The factory just told me they use a pushfit connector similar to the second photo, one end mounted to the frame I think and the connector is just pushed in. Sounds OK and not shabby at all to me. I got the impression it was difficult or something perhaps a couple of spade connectors (like Fracino use on the heavenly). Very similar to the connector used on the Lelit Bianca for it's low water detection circuit, allowing the tank to be unplugged and repositioned on the machine.

Of course I still prefer my capacitive sensor... 

*
@igm45 you do have felt pads on the feet don't you to make sliding around a lot easier?
*

for some reason I can't unbold the above


----------



## igm45 (Mar 5, 2017)

DavecUK said:


> The factory just told me they use a pushfit connector similar to the second photo, one end mounted to the frame I think and the connector is just pushed in. Sounds OK and not shabby at all to me. I got the impression it was difficult or something perhaps a couple of spade connectors (like Fracino use on the heavenly). Very similar to the connector used on the Lelit Bianca for it's low water detection circuit, allowing the tank to be unplugged and repositioned on the machine.
> Of course I still prefer my capacitive sensor...


Hmmm...

Here is mine:









Sent from my LG-H930 using Tapatalk


----------



## Jony (Sep 8, 2017)

Same as mine. If I really wanted to I could change and solder up some of my Castle Creations connectors, but I can't be arsed,haha With some decent Gauge wire I have.


----------



## igm45 (Mar 5, 2017)

Don't get me wrong it's not a massive problem just a bit fiddler than I'd like being positioned at the back of the machine.

Sent from my LG-H930 using Tapatalk


----------



## DavecUK (Aug 6, 2013)

igm45 said:


> Don't get me wrong it's not a massive problem just a bit fiddler than I'd like being positioned at the back of the machine.
> 
> Sent from my LG-H930 using Tapatalk


 Felt pads.

Actually I like my connector type better.
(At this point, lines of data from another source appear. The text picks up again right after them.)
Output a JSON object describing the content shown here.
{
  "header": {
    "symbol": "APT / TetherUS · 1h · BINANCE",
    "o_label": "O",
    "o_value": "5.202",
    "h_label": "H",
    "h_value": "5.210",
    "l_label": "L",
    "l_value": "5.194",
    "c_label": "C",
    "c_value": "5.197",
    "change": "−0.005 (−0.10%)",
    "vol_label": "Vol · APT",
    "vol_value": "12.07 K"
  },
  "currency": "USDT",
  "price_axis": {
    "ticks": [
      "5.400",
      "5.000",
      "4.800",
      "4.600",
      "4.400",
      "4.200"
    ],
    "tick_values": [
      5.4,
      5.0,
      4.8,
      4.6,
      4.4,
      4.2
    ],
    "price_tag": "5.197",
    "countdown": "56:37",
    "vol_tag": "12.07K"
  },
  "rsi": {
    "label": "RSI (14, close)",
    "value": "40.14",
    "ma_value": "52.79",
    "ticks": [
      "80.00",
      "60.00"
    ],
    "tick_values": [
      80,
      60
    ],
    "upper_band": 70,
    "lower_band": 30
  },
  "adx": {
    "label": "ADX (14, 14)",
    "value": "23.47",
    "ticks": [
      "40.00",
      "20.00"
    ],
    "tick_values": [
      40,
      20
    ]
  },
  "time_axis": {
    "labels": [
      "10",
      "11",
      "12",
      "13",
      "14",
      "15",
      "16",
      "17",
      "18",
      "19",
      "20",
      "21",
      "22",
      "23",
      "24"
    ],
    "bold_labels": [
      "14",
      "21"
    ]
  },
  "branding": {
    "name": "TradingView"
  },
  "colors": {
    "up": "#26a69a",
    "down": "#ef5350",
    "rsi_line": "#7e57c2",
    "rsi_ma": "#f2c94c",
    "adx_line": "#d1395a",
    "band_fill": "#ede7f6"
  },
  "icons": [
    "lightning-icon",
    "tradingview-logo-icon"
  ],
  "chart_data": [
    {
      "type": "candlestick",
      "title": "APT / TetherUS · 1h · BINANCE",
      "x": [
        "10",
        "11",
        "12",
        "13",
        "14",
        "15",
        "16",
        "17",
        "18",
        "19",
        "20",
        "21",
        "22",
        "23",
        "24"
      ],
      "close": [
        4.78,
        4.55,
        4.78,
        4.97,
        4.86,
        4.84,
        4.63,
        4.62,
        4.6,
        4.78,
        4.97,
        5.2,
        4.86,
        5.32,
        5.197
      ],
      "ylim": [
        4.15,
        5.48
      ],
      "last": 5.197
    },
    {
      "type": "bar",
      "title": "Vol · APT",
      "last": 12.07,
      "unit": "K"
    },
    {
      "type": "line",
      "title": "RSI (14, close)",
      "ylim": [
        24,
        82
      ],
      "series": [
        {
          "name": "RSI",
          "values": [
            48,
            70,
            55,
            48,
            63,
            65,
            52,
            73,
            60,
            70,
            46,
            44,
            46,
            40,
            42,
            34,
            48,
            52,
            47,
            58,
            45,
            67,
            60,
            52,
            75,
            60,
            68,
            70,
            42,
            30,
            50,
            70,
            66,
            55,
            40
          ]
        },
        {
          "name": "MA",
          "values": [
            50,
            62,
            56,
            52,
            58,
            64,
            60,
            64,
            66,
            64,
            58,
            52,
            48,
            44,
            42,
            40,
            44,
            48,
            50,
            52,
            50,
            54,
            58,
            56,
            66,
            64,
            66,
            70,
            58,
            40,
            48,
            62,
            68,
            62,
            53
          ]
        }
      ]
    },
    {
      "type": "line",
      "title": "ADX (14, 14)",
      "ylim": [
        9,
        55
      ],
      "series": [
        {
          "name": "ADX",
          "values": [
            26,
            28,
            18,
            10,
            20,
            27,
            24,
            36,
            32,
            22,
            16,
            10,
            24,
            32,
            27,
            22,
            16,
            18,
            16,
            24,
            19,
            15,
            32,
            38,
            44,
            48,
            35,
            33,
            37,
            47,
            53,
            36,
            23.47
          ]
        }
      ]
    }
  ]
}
I would soon flipping solder something different on it if I had that. I would probably go for the magnet type.


----------



## Jony (Sep 8, 2017)

DavecUK said:


> Felt pads


 On your jumpers maybe.


----------



## DavecUK (Aug 6, 2013)

Jony said:


> On your jumpers maybe.


 You young whipper snapper....


----------



## Jony (Sep 8, 2017)

HAHA


----------